Gravity would fail the Bechdel test

 

The director of a Swedish cinema chain that introduced an A rating last year to highlight sexism in films says the campaign has been "an eye-opener" for the industry and has led to "positive changes" around the world. Ellen Tejle, who is in the UK this week attending the Underwire Film Festival, said: "Film must be something bigger and better than the story of men by men."

The A rating (A for "Approved") is granted if a film passes the Bechdel test, which asks whether there are more than two named female characters that talk to each other about something other than a man.

"I lost count of the number of cinemas, distributors and festivals now using the rating globally," said Tejle. "It's way too easy finding data showing inequalities in film. An A rating is not the solution to these challenges.

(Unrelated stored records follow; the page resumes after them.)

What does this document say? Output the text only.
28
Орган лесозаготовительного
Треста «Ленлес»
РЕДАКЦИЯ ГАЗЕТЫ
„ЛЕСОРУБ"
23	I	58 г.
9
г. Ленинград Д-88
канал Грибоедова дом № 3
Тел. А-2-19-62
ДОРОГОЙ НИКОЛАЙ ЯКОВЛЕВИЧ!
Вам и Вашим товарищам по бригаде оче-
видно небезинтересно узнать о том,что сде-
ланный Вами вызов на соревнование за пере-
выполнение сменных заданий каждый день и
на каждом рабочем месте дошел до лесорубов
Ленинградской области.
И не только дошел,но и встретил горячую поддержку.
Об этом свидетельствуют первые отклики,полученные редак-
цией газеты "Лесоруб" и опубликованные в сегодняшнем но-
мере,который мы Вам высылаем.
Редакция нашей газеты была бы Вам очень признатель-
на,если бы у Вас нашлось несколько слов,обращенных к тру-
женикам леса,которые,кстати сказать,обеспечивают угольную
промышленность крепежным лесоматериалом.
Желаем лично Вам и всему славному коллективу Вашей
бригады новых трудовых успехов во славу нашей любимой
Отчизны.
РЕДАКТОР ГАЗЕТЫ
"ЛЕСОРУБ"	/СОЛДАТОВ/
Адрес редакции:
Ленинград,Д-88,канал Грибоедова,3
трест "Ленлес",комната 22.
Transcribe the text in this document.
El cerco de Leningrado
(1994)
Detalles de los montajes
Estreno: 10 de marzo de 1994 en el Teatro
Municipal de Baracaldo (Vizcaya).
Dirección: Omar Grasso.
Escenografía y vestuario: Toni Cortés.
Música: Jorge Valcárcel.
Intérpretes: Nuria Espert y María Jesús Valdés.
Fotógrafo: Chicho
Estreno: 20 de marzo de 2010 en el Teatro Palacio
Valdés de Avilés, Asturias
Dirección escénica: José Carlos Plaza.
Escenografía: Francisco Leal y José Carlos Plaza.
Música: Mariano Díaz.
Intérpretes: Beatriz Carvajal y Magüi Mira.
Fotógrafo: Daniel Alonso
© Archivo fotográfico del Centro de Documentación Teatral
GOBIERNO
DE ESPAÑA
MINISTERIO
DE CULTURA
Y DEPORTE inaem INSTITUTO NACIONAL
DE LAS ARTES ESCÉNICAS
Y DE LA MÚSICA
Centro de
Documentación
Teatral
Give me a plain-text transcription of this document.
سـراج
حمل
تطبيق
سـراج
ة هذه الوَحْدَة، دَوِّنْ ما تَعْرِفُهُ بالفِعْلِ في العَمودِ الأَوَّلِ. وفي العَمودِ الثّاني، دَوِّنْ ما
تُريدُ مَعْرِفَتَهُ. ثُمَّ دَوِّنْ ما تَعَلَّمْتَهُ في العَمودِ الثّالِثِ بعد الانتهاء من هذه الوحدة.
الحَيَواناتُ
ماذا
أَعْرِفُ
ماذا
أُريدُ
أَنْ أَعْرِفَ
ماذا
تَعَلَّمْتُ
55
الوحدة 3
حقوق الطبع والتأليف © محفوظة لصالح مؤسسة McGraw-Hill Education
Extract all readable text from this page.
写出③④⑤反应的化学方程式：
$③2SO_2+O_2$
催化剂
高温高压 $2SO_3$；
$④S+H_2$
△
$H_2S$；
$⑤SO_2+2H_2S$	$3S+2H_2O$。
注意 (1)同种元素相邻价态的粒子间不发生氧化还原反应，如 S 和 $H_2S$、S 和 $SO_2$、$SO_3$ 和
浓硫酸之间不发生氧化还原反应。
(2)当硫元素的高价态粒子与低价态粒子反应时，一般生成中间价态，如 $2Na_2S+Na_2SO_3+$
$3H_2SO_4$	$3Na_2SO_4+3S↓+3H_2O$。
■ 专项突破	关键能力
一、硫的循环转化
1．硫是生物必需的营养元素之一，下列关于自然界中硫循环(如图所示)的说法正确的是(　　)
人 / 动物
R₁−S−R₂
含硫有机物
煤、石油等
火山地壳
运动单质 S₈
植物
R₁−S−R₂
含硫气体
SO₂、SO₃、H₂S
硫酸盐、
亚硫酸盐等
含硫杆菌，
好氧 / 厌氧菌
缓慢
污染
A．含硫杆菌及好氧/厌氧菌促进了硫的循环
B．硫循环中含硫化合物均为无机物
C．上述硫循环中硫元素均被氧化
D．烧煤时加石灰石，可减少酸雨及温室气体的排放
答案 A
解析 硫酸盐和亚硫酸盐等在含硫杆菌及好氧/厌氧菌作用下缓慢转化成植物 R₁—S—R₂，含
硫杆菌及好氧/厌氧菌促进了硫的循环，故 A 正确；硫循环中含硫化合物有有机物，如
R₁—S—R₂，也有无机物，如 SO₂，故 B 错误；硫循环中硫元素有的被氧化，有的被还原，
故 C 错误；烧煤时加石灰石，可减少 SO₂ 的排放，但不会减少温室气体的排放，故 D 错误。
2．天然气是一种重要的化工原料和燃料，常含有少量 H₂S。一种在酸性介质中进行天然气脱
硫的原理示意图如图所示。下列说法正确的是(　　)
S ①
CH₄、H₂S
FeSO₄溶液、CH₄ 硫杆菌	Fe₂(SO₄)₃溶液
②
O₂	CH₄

Our goal is to raise awareness about how it looks today, and hopefully it's something the film industry can take to heart."

Many of Hollywood's blockbusters fail the Bechdel test, including the Lord of the Rings trilogy, all of the Star Wars movies and all but one of the Harry Potter movies.

"Gender inequality is obviously a problem and the film industry indeed holds a responsibility," Tejle said. "Film influences people, and therefore a conservative film industry will hamper progress."

Gabriella Apicella, screenwriter and co-founder of the Underwire Film Festival (11-15 November, Yard Theatre, east London), which champions female film-making talent, said: "Women are bored by seeing themselves presented in the same way, and the resurgence of feminism has brought these conversations into the mainstream.

"The A rating simply enables audiences to make selections based on the portrayals of women. If this begins to affect box-office takings, it really could make a difference."